«Debemos siempre dar gracias a Dios por vosotros, hermanos, como es digno, por cuanto vuestra fe va creciendo, y el amor de todos y cada uno de vosotros abunda para con los demás.»
(2 Tesalonicenses 1:3)
Es probable que, aunque sepamos que Dios es amor, sigamos estando inseguros con respecto a lo que el amor hará por nosotros. Quizá nos preguntemos: ¿Me ayudaría el amor de Dios cuando comience a caer? ¿Cuán lejos llegaría este amor por mí? ¿Me ayudaría el amor de Dios aún cuando haya actuado de manera inadecuada, y haya hecho las cosas mal?
A medida que descubramos y meditemos en las respuestas bíblicas a esas preguntas, nuestra fe en el amor de Dios crecerá de manera exuberante. Y llegaremos a un punto donde no sólo lo sabremos, sino que creeremos en el amor que Dios tiene por nosotros.
Por experiencia personal, puedo testificarle cuán importante es creer en ese amor. Pues años atrás, cuando era un joven creyente, mi escasa fe en el amor de Dios, casi me costó la vida. En aquel entonces, fumaba tres paquetes de cigarrillos al día. (Y Dios en Su misericordia ¡me salvó, aún teniendo esos cigarrillos en mi bolsillo! Algunas personas no creen que Dios haría algo así. Pero están equivocadas, y yo soy una prueba viviente de que sí lo haría).
Cinco minutos después de haber nacido de nuevo, yo quería deshacerme de ese mal hábito. Sin embargo, me llevó algo de tiempo llenar mi corazón lo suficiente de la PALABRA para ser libre de ello. Y lo logré durante una convención de tres semanas en Houston, Texas. Estaba tan lleno de la PALABRA que me olvidé por completo de los cigarrillos. No fumé durante todo ese tiempo y cuando me percaté ¡ya era libre!
No obstante, ocho meses después, me salí de la voluntad de Dios. Di un paso dentro del ámbito de la desobediencia y el deseo por los cigarrillos, regresó más fuerte que nunca. Luché contra éste, y le rogué a Dios que me ayudara; sin embargo, estaba muy atormentado por la condenación como para creer que Él en realidad me ayudaría. No tenía la fe suficiente para confiar que Su amor me rescataría de esa situación. Entonces, volví a caer en ese horrible hábito.

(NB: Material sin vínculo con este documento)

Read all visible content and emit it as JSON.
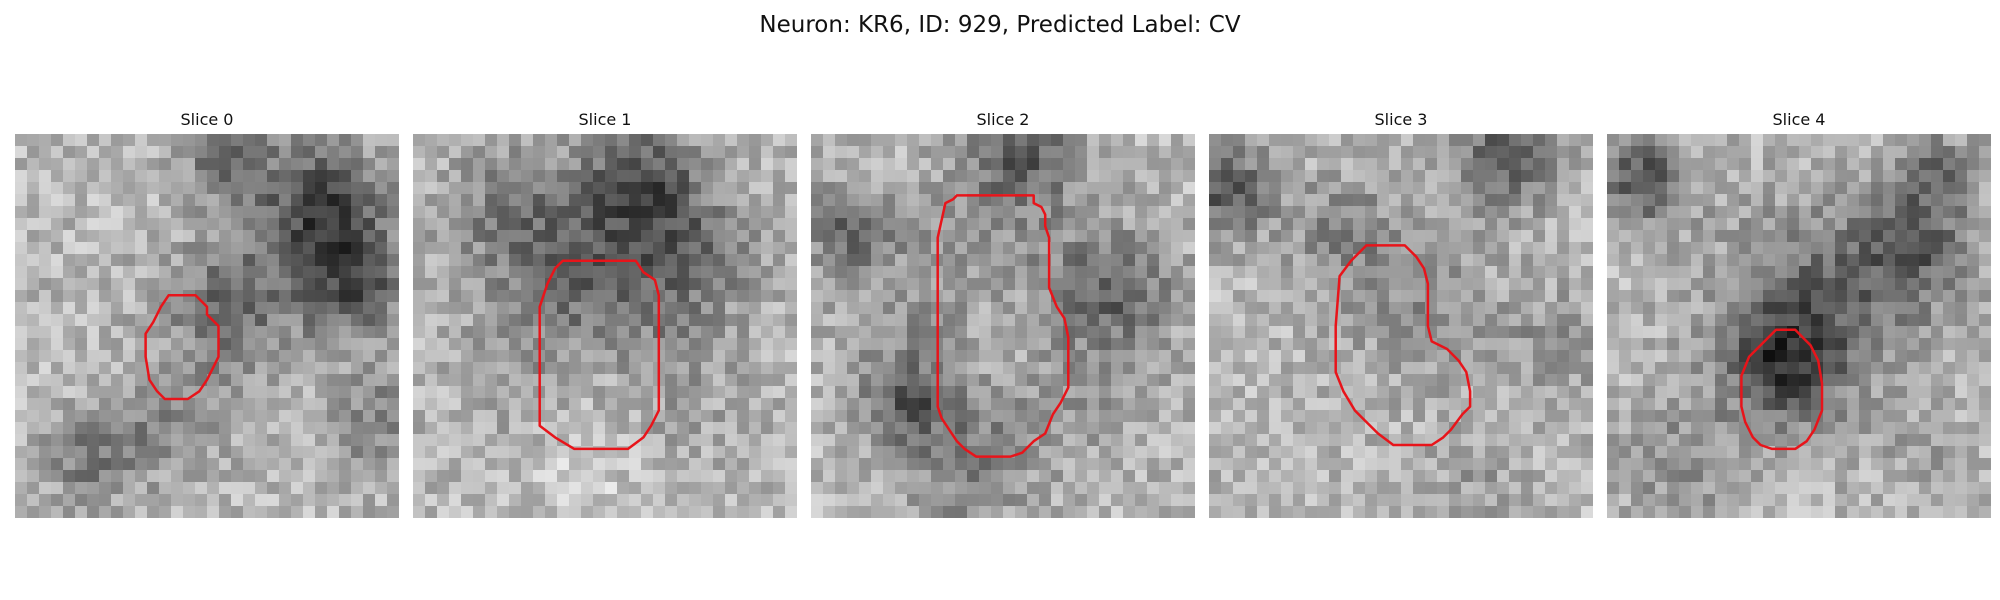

Me sentía tan desanimado y disgustado conmigo mismo que dejé de luchar contra el pecado. Y pensé: Bueno, si ya estoy haciendo esto… qué más da si por completo me sumerjo en el pecado.
Poco tiempo después, perdí hasta el deseo de vivir. Y si no hubiera sido por mi esposa y las oraciones de mis padres, no hubiera logrado superar esa misma situación. Sin embargo, Gloria no se daba por vencida. Se sentaba a mi lado en la cama, y se mantenía diciéndome que Dios me amaba y que no se apartaría de mí. Ella lo dijo una vez… y otra vez… y otra vez… hasta que por fin pude creerlo.
Cuando logré creer, tuve la confianza de correr (¡no de caminar, sino de correr!) hacia Dios, arrepentido y confiado en que Él me aceptaría. Me levanté en fe con el amor de Dios y volví a deshacerme de ese mal hábito. Y desde entonces, no los deseo más. He permanecido libre —no sólo por saber que Dios es amor, sino por creer que siempre puedo contar con ese amor—.